When the Ethereum merge happens, it will create two blockchains — one that will just be called Ethereum and the other, PoW ETH. No, the current ETH chain won't be going anywhere. It will continue to exist. Developers can still build stuff on it if they want. The Ethereum that will likely exist in the center of the crypto zeitgeist, however, will be the new chain.
This happened before, actually. You're already following a fake ETH. The real one is ETC, Ethereum Classic. Ethereum hardforked before in one of the most monumentous moments in crypto up until that point. Basically, the Ethereum DAO got hacked and lost a ton of money, and Vitalik & friends decided to roll the chain back to basically reverse time. If the chain rolls back, the transactions that delivered ETH to hackers never existed. Therefore, the DAO never lost the money.
The community actually voted against this measure, because the immutability of the blockchain was more important to them than the money lost. Vitalik did the hardfork anyway. Ethereum Classic is the original chain that got hacked. On the zeitgeist Ethereum, the chain rolled back and it never happened. The Ethereum Foundation then used its influence (and the money they pulled back) to basically force the crypto public into accepting the new chain.
The one good thing about that hardfork was that everyone got treated to a little bonus — two ETHs on two chains. Both had value. So if you only wanted to stay on one chain, you could sell the ETH on the other chain for a bit of cash. That will happen again this time. The difference is that now people are ready for it.
The more ETH you have on chain at the time of the fork, the more ETH you get on the new chain. The chain doesn't know whether this ETH is borrowed, stolen, whatever. So speculators are borrowing ETH to have a larger print when the hardfork occurs. They have to hold it until the fork, so there is less selling pressure. That's why you see the rise in price now.
The rise in price is not because fundamental investors believe in the "power of the fork." It's because of these speculators borrowing ETH and holding it. They will immediately sell after the fork, and they'll pay back the borrowed ETH, and the price will fall. Precipitously.
But how much will this new PoW ETH be worth? How much will it sell for? Is it even worth all of this trouble?
The price of PoW ETH depends on how much value is placed against that PoW ETH in liquidity pools. You can bet that exchanges and other big LP providers will be participating in the Mass Sale after the fork. So that value, as all these huge entities sell, will fall bigly. A uuuge drop. We can take a look at ETC to see how much this will affect the price — PoW ETH can look to stabilize at around 1% of ETH price, if we're lucky.
But as value comes out of the LPs, liquidity will fall as well.

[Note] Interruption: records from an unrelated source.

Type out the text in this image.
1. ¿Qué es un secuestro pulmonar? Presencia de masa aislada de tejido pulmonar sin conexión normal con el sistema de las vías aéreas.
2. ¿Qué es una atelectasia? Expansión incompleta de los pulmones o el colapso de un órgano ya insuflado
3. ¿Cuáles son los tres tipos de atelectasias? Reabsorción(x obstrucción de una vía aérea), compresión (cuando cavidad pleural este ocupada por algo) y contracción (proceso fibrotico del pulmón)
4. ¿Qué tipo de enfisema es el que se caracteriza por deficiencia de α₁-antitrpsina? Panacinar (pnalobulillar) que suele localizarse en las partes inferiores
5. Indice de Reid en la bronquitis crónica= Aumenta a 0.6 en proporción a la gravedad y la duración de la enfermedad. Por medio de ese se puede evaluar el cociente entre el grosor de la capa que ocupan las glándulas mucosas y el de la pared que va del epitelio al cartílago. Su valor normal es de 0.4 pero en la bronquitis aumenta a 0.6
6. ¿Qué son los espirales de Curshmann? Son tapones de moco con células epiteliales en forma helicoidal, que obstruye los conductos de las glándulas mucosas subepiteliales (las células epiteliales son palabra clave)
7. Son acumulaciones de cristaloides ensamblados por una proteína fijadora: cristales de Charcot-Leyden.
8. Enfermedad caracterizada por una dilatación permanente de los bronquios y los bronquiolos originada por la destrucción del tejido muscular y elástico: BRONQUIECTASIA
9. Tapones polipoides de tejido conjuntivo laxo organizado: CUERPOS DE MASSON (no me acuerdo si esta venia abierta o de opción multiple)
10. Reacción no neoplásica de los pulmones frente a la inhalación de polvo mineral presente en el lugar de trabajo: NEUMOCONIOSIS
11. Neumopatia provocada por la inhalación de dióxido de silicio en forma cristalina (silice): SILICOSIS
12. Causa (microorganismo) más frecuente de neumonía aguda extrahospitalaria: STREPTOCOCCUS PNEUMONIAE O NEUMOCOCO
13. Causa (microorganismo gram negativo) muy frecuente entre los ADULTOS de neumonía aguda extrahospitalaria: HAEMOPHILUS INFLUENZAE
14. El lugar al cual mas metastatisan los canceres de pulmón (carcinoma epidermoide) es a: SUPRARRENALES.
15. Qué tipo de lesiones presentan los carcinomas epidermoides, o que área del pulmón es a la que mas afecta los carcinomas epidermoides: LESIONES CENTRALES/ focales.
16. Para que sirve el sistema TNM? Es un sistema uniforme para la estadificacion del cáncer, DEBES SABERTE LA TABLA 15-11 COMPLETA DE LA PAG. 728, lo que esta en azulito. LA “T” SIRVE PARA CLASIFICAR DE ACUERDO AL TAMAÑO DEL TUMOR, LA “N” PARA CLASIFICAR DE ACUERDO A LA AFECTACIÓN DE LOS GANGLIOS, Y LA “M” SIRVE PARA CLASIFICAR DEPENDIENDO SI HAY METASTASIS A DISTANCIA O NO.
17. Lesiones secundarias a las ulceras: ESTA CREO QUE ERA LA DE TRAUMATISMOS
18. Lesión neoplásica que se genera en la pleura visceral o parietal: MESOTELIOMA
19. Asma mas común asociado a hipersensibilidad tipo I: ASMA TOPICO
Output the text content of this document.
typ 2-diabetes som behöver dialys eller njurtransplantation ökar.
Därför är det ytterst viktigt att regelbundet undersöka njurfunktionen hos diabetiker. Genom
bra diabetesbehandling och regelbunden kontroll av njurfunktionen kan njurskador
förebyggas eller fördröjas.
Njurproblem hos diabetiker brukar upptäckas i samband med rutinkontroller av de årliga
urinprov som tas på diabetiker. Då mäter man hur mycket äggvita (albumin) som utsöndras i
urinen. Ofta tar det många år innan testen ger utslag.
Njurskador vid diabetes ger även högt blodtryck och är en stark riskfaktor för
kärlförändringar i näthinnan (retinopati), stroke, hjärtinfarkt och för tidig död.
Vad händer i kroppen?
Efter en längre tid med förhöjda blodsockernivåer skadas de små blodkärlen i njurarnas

You'll pay higher slippage fees to move that PoW ETH into something you can sell crosschain like USDT. You'll also pay higher gas fees as everyone rushes to the exits. You may even get shutdowns on CEXes as with other large scale crypto events. You'll need to bridge your new coins onto another chain to use them. Bridges will fail or take huge chunks. All of those things will cost you.
There may also be liquidations as ETH borrowers are (somehow) surprised at the speed and weight of the fall back to earth. All of this means the price of ETH falls, which causes the price of PoW ETH to fall, which lowers your take.
So if the price of ETH is $1779 as I speak, and 1% of that is like $18, is all of this worth it to you?
It is if you have a ton of ETH, maybe less so if you don't have as much. Are you borrowing 2 ETH to try to make like $40 that you don't even know you'll be able to spend? I dunno.
I would just say keep all this in mind before you try to participate in what is sure to be another debacle. The fundamental utility of blockchains in general has not improved to the point where they can handle huge events like this without a ton of really annoying and expensive errors and lag.